- The Washington Times - Saturday, June 18, 2011

When Rory McIlroy blew his lead on the back nine at the Masters, Charl Schwartzel pounced on the green jacket. Jason Day and Adam Scott couldn’t keep up with Schwartzel’s birdies down the stretch and wound up tied for second.

Day made up for a lot of those lost birdies in his third round at the U.S. Open, picking up six of them on an otherwise mistake-free afternoon to complete a 6-under 65 performance. While McIlroy was steady and still holds a healthy lead, the 23-year-old Aussie moved to 5-under for the tournament and will get rewarded with a late tee time Sunday.

But don’t think his eyes are set on second place.

“I always want to try to win,” he said. “And, you know, playing for second place, I guess you’re playing for first loser.”

Day got a taste of that feeling in Augusta for the Masters, and while that course differs from Congressional Country Club, he said that tournament provided something of a boost even without a trophy.
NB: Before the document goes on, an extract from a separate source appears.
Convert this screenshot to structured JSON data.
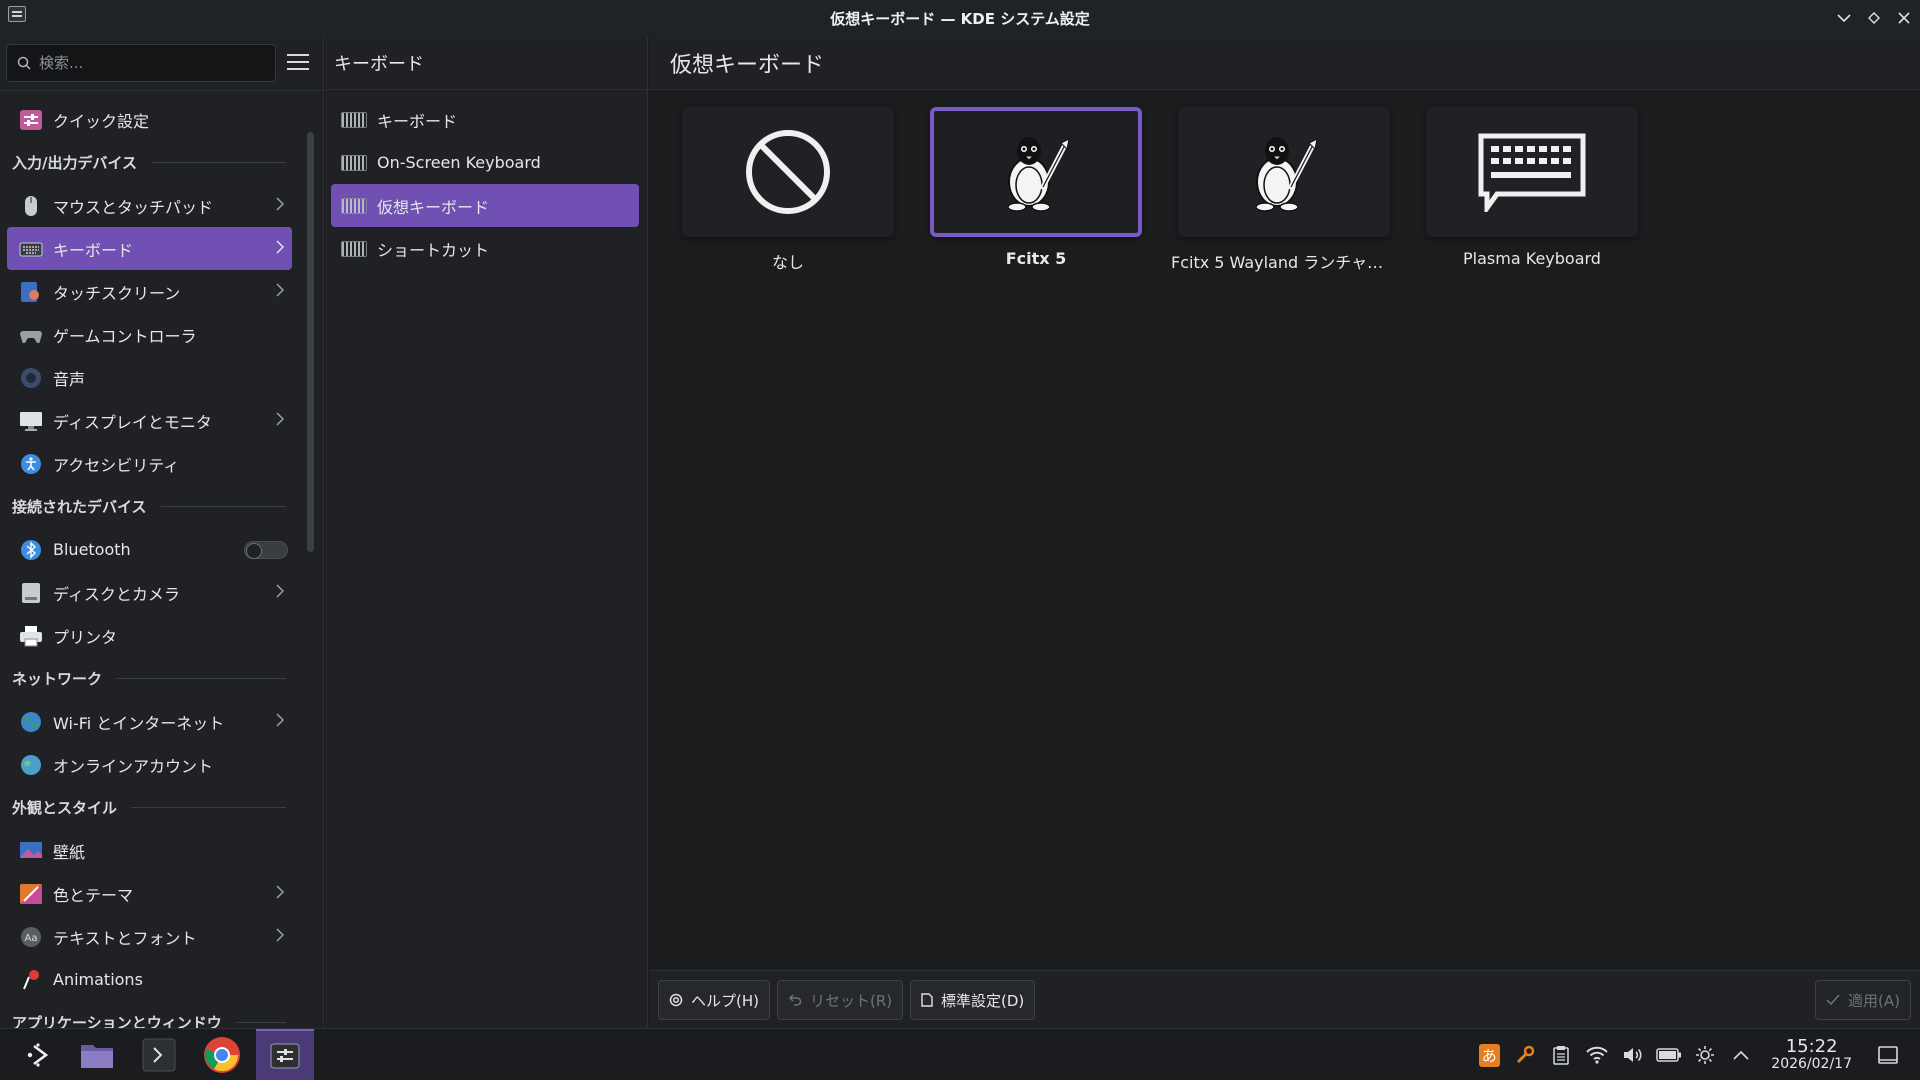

“The way I finished at the Masters obviously gave me a confidence boost coming into this event,” he said. “But you don’t want to come into this event thinking you’re going to finish great just because of the Masters.”
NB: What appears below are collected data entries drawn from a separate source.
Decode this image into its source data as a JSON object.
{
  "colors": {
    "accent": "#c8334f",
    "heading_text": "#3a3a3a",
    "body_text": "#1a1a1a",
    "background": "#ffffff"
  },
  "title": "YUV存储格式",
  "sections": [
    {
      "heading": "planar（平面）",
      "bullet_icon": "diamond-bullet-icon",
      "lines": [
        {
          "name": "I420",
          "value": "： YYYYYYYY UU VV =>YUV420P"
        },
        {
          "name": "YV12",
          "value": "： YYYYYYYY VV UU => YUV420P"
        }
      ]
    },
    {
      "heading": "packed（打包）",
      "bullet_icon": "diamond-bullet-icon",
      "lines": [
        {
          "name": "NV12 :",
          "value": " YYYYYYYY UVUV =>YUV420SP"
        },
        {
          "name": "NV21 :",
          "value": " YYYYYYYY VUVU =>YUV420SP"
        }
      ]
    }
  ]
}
Day earned his spot on the leaderboard at the U.S. Open by making a drastic improvement on his first two rounds (71 and 72, respectively). He said he knew a low score was possible Saturday after watching Webb Simpson come out of nowhere to shoot under par.

Still, Day didn’t expect to shoot 6-under on this kind of course. When he did, he made Simpson’s morning a bit of an afterthought and put his name in with McIlroy and Lee Westwood, who’s also at 5-under.

“I drove the ball great and I hit a lot of good quality shots into the greens on the front nine and putted great,” Day said.

The chase after McIlroy could be an odd one, given how much distance the 22-year-old from Northern Ireland put between himself and the rest of the field. That changes the mentality a bit, Day said, but he’s still focusing on something a little better than the “first loser.”

“He’d be feeling it and I’d be feeling it if it was closer,” Day said. “He’s been hitting it great over the last three days. It’s going to be tough to try and catch him.”